In [1]:
from pyspark.sql import SparkSession
from pyspark.sql import functions as func
from pyspark.sql.types import StructType, StructField, StringType, IntegerType, FloatType

In [15]:
spark = SparkSession.builder.appName("MinTempeatures").getOrCreate()

In [34]:
schema = StructType([ \
        StructField("stationID", StringType(), True), \
        StructField("date", IntegerType(), True), \
        StructField("measure_type", StringType(), True), \
        StructField("temperature", FloatType(), True)])

In [37]:
df = spark.read.schema(schema).csv("resources/1800.csv")
df.printSchema()
df.show(5)

root
 |-- stationID: string (nullable = true)
 |-- date: integer (nullable = true)
 |-- measure_type: string (nullable = true)
 |-- temperature: float (nullable = true)

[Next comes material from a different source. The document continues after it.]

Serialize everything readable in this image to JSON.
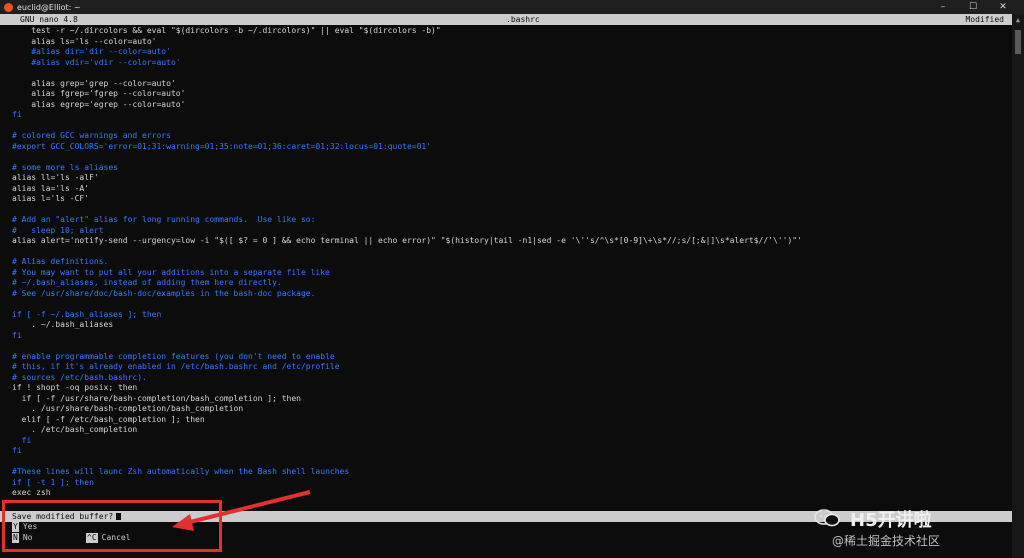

+-----------+--------+------------+-----------+
|  stationID|    date|measure_type|temperature|
+-----------+--------+------------+-----------+
|ITE00100554|18000101|        TMAX|      -75.0|
|ITE00100554|18000101|        TMIN|     -148.0|
|GM000010962|18000101|        PRCP|        0.0|
|EZE00100082|18000101|        TMAX|      -86.0|
|EZE00100082|18000101|        TMIN|     -135.0|
+-----------+--------+------------+-----------+
only showing top 5 rows



In [38]:
# filteirng out all but TMIN entries
minTemps = df.filter(df.measure_type == "TMIN")

In [39]:
# selecting only stationID and temperature
stationTemps = minTemps.select("stationID", "temperature")

In [40]:
# aggregating to find minimum temperature for every station
minTempsByStation = stationTemps.groupBy("stationID").min("temperature")
minTempsByStation.show()

+-----------+----------------+
|  stationID|min(temperature)|
+-----------+----------------+
|ITE00100554|          -148.0|
|EZE00100082|          -135.0|
+-----------+----------------+



In [42]:
# converting temperature to fahrenheir and sort the dataset
minTempsByStationF = minTempsByStation.withColumn("temperature", 
                            func.round(func.col("min(temperature)") * 0.1 * (9 / 5) + 32, 2))\
                                .select("stationID", "temperature")\
                                    .sort("temperature")

In [43]:
# collect, format and print the results
results = minTempsByStationF.collect()

In [47]:
for result in results:
    print(f"{result[0]} : {result[1]}")

ITE00100554 : 5.36
EZE00100082 : 7.7


In [48]:
spark.stop()